MARIANA ZYLBERKAN E PAULO GOMES
SÃO PAULO, SP (FOLHAPRESS) – Caía a noite de terça-feira (18), quando foi registrada a segunda tarde mais fria dos últimos 13 anos em São Paulo, e o idoso Juarez Guimarães Fonseca, 66, estava no terceiro endereço em busca de abrigo para passar a noite.
Morador de rua há mais de dez anos, ele costuma dormir sobre papelões na rua Barão de Duprat, no centro, mas devido ao frio decidiu sair em busca de uma vaga em um lugar mais quente.
“Estou com pneumonia”, insistia ele às assistentes sociais em frente ao contêiner montado na rua dos Gusmões que faz parte do programa anticrack da prefeitura e oferece pernoite aos usuários de droga da cracolândia.
Na tarde de terça (18), o Inmet (Instituto Nacional de Meteorologia) registrou temperatura mínima de 10,2ºC na capital paulista e a fila por uma das cem vagas de pernoite no contêiner dobrava a esquina.
A aglomeração de pessoas em frente à estrutura não é comum, já que os próprios usuários tratam de garantir suas vagas junto aos assistentes sociais que circulam pela região. Além do idoso, a usuária Viviane Marlene Araújo, 38, ficou do lado de fora. Funcionários da prefeitura confirmaram a maior procura devido às baixas temperaturas.
Antes de tentar uma vaga no contêiner, Fonseca procurou abrigo em um centro de acolhida na Barra Funda, que também estava lotado.
Por volta das 19h, ele foi orientado a tentar a estrutura de contêineres montada há poucos dias na rua General Rondon, a poucos metros da praça Princesa Isabel, onde o fluxo de usuários de drogas da cracolândia se instalou após ação policial que desmantelou a feira de drogas ao ar livre no fim de maio.
Chegando lá, o idoso e Viviane se depararam com uma fila de cerca de 15 pessoas aguardando por vagas extras. Todas já haviam sido ocupadas. “É muita humilhação. Deveriam respeitar o Estatuto do Idoso”, disse. Funcionários da prefeitura negociavam colocar colchões extras nos quartos devido à alta na procura.
Para conseguir uma cama para dormir em um dos três contêineres instalados na região da Luz, muitos usuários dedicam suas rotinas ao cronograma da estrutura.
Rafael de Araújo Vitor, 32, por exemplo, bate ponto no endereço diariamente às 10h para conseguir com os assistentes sociais o papel que dá direito à vaga no fim do dia.

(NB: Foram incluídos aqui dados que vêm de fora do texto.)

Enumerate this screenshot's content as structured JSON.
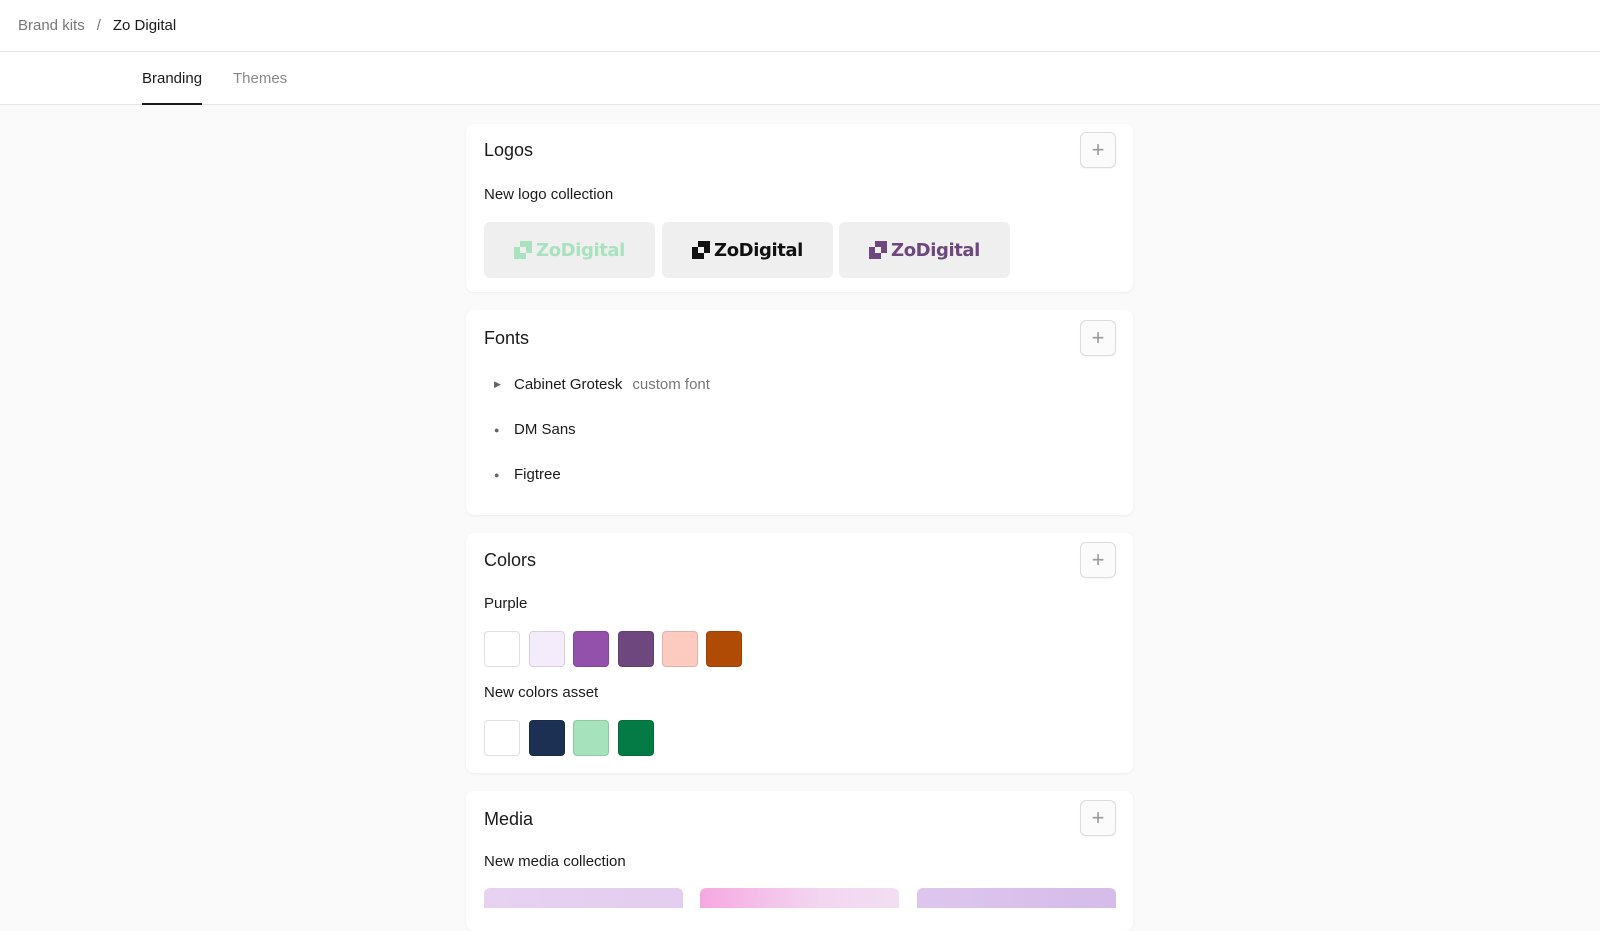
{
  "breadcrumb": {
    "parent": "Brand kits",
    "separator": "/",
    "current": "Zo Digital"
  },
  "tabs": [
    {
      "label": "Branding",
      "active": true
    },
    {
      "label": "Themes",
      "active": false
    }
  ],
  "logos": {
    "title": "Logos",
    "add_label": "+",
    "collection_name": "New logo collection",
    "items": [
      {
        "text": "ZoDigital",
        "color": "#a8e2bf",
        "icon": "zo-mark-icon"
      },
      {
        "text": "ZoDigital",
        "color": "#111111",
        "icon": "zo-mark-icon"
      },
      {
        "text": "ZoDigital",
        "color": "#6d477e",
        "icon": "zo-mark-icon"
      }
    ]
  },
  "fonts": {
    "title": "Fonts",
    "add_label": "+",
    "items": [
      {
        "name": "Cabinet Grotesk",
        "tag": "custom font",
        "marker": "triangle-right-icon"
      },
      {
        "name": "DM Sans",
        "tag": "",
        "marker": "bullet-icon"
      },
      {
        "name": "Figtree",
        "tag": "",
        "marker": "bullet-icon"
      }
    ]
  },
  "colors": {
    "title": "Colors",
    "add_label": "+",
    "groups": [
      {
        "name": "Purple",
        "swatches": [
          "#ffffff",
          "#f4ecfb",
          "#9451ac",
          "#6d477e",
          "#fdcbbf",
          "#b04b06"
        ]
      },
      {
        "name": "New colors asset",
        "swatches": [
          "#ffffff",
          "#1b3052",
          "#a6e3bd",
          "#047b45"
        ]
      }
    ]
  },
  "media": {
    "title": "Media",
    "add_label": "+",
    "collection_name": "New media collection",
    "tiles": [
      {
        "background": "linear-gradient(90deg,#e7d2f2,#e3cdf0)"
      },
      {
        "background": "linear-gradient(90deg,#f6a8e1,#f3d6f0 60%,#f2def3)"
      },
      {
        "background": "linear-gradient(90deg,#ddc6ee,#d5bce9)"
      }
    ]
  }
}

Ele dorme no contêiner na rua dos Gusmões há três semanas.
“Se não tiver alcoolizado ou drogado, é impossível dormir na rua”, diz ele que faz tratamento no Caps (Centros de Atenção Psicossocial) contra o vício em crack.
Há 18 anos sem teto, ele conta que costumava ir para o interior quando o frio apertava na capital. “Em lugares menores, as pessoas são mais solidárias e dá para conseguir mais ajuda.”
Andressa dos Santos Nakabayshi, 19, também costuma dormir na mesma estrutura. Ela conta que ficava no vale do Anhangabaú até ser levada ao contêiner por um amigo. “Dia de frio é quando eu mais de humilho para conseguir abrigo”, diz ela.
“Aceito fazer programa por até R$ 30, que é o preço do pernoite em hotéis no centro. Me recuso a passar frio na rua”, conta, enquanto arruma uma bota preta de salto alto dentro de uma sacola. Apesar de reclamar de estar com os pés “congelando”, com apenas um par de chinelos, ela se recusava a colocar a bota.
“Sei que vão querer roubá-la de mim aí dentro. Por isso, vou dormir calçada e com toda minha maquiagem dentro da bota. Eu me garanto na rua quando estou arrumada.”
Questionada, a gestão João Doria (PSDB) da Prefeitura de São Paulo não comentou a situação dos abrigos até a conclusão desta edição.
FRIO CONTINUA
As baixas temperaturas devem continuar nos próximos dias, após uma queda de mais de 17ºC em 24 horas na capital entre segunda (17) e terça (18).
Há previsão de novo recorde de frio para a tarde desta quarta (19). A mínima prevista é de 7ºC, com máxima de 14°C, e deve garoar, segundo o CGE (Centro de Gerenciamento de Emergências, da prefeitura). No restante do Estado o frio deve seguir até o próximo sábado (22).
Em Santa Catarina, o Inmet registrou -7,4°C em Bom Jardim da Serra, região serrana do Estado. É a temperatura mais baixa do ano no país, informou a Agência Brasil.